Bayesian approaches have gained widespread recognition for their role in Alan Turing’s deciphering of the Enigma Code, the US Navy’s use of it to find a missing H-bomb, and their usefulness in assessing the chances of a nuclear accident (see Sharon Betsch McGrayne’s The Theory that Would Not Die (New Haven and London: Yale University Press, 2011). But they are also readily available tools to tackle smaller-scale problems involving uncertainty.
Legal advice, the intelligence services, and sparse data
There are indications the intelligence community, as well as other sectors such as medical research, increasingly use causal graphs to support their decisions (see, for example, Fenton, N.E., Constantinou, A., & Neil, M. (2017). "Combining judgments with messy data to build Bayesian Network models for improved intelligence analysis and decision support". In Subjective Probability, Utility and Decision-Making Conference (SPUDM 17). Haifa, Israel; as well as McNaught, K., and Sutovsky P., “Representing Variable Source Credibility in Intelligence Analysis with Bayesian Networks”, 5th Australian Security and Intelligence Conference, Perth, 3rd-5th December 2012).
I understand this is because the intelligence services need to deal with sparse, ‘expert’ data to make decisions and recommendations. For obvious reason intelligence data is often sparse and high cost: it is based on individual expert informants and is risky to obtain. In the legal context, information is sparse for different reasons – both because disclosure is late and partial, and because expert opinion comes at high cost, given the market dictates a high price for legal expertise.
Probabilistic inputs, and the posterior distribution
Wherever data is sparse rather than ‘big’, and where the inputs include expert opinion, Bayesian techniques have unique value in providing a means to draw useful inferences. A Bayesian model can also be updated to reflect changes in the material circumstances of the case (whether new evidence or a significant concession by the other side). Bayesian analysis can accept probability distributions as its inputs, and in turn produces as an output a further probability distribution – the “posterior distribution”, rather than a point estimate.

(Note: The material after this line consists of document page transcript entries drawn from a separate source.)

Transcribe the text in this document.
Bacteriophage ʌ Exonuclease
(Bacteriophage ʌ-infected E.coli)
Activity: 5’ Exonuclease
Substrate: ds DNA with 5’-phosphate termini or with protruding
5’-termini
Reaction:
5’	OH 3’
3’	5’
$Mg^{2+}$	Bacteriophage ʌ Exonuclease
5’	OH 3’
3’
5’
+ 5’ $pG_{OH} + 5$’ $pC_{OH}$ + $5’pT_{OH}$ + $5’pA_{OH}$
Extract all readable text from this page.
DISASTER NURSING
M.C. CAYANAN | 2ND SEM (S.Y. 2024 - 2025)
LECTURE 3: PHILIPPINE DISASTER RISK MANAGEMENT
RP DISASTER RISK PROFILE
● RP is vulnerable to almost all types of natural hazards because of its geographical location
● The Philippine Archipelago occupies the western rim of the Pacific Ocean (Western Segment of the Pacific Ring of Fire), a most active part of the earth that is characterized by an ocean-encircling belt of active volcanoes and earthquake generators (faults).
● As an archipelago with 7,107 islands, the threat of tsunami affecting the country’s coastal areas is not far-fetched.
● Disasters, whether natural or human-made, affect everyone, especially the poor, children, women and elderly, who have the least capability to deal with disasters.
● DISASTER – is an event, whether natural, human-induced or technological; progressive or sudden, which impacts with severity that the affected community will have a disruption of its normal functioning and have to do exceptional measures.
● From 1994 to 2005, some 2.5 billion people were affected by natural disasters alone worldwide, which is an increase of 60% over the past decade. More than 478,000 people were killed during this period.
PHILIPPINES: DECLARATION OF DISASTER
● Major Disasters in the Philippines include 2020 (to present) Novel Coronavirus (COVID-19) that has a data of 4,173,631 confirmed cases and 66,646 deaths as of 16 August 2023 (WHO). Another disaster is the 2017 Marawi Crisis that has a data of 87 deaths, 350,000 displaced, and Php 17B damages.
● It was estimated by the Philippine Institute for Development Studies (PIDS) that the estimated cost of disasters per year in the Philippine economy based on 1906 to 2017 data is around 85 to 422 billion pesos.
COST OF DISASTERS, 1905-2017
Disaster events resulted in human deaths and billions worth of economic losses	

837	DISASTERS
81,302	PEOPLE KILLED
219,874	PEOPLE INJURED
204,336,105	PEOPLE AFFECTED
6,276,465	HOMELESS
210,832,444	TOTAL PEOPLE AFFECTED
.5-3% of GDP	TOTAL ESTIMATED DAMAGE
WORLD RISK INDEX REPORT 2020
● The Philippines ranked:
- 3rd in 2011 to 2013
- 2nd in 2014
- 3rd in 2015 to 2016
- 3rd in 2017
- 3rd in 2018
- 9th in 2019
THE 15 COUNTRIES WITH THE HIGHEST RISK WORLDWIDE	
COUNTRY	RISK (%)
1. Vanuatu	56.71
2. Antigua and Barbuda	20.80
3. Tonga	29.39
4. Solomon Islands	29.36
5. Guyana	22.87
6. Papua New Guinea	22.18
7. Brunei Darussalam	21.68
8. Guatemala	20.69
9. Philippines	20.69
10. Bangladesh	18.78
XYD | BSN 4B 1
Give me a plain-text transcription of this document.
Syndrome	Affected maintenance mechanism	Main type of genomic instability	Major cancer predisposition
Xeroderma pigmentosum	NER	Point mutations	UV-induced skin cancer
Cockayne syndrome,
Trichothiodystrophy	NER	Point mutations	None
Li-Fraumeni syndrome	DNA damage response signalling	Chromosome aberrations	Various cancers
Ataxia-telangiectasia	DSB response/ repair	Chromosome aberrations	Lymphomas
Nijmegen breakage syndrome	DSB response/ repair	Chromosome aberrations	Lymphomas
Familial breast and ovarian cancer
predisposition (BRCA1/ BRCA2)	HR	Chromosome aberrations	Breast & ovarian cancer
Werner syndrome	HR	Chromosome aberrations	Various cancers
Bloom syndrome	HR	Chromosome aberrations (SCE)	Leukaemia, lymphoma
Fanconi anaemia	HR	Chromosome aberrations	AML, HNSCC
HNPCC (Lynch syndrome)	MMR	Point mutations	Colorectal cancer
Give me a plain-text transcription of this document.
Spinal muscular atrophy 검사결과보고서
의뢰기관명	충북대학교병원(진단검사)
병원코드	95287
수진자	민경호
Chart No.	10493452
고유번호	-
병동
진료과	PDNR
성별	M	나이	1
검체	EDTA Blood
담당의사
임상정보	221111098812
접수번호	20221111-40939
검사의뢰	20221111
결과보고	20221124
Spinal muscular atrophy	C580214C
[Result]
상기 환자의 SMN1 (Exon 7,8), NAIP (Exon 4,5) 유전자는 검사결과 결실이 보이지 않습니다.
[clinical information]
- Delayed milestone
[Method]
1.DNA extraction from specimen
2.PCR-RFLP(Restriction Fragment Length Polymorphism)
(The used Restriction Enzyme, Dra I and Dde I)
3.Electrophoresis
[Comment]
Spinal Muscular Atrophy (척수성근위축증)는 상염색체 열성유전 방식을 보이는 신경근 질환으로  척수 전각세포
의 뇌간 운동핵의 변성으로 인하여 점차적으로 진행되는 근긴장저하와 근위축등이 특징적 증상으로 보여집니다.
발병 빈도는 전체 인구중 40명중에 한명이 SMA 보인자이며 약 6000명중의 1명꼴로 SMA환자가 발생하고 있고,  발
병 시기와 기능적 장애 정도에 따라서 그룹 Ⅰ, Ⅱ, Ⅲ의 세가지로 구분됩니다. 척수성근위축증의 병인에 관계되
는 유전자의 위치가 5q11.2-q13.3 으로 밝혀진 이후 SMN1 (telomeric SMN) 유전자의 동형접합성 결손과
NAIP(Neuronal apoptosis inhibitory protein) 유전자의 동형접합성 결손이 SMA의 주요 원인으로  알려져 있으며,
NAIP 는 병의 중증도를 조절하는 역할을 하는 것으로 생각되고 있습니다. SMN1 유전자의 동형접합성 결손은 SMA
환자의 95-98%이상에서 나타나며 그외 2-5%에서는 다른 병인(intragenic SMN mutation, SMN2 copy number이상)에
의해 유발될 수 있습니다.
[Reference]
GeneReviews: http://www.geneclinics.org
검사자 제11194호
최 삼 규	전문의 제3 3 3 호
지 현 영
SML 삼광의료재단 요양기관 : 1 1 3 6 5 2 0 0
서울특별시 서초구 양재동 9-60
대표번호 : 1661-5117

Beyond ‘black box’ forecasting
In practical terms, this means that – approached as a Bayesian estimation problem – a legal advisor can produce advice that quantifies uncertainty for the client, identifies the significant inputs into that estimation, and in doing so provides an audit trail indicating how a given opinion was arrived at.
Better (more precise) estimates also add value for the client and the justice system because, of course, fractional prospects of success are the multiplier required to assess a case’s expected value. If we can think clearly about how we approach this element of evaluation it will assist in promoting settlement at efficient levels and avoiding unnecessary litigation.
I have found value in incorporating probabilistic programming methods into my practice and would recommend anyone interested to consider using such techniques; combined with traditional approaches to legal analysis, they offer a way to present robust and transparent advice to sophisticated clients in cases of any level of complexity.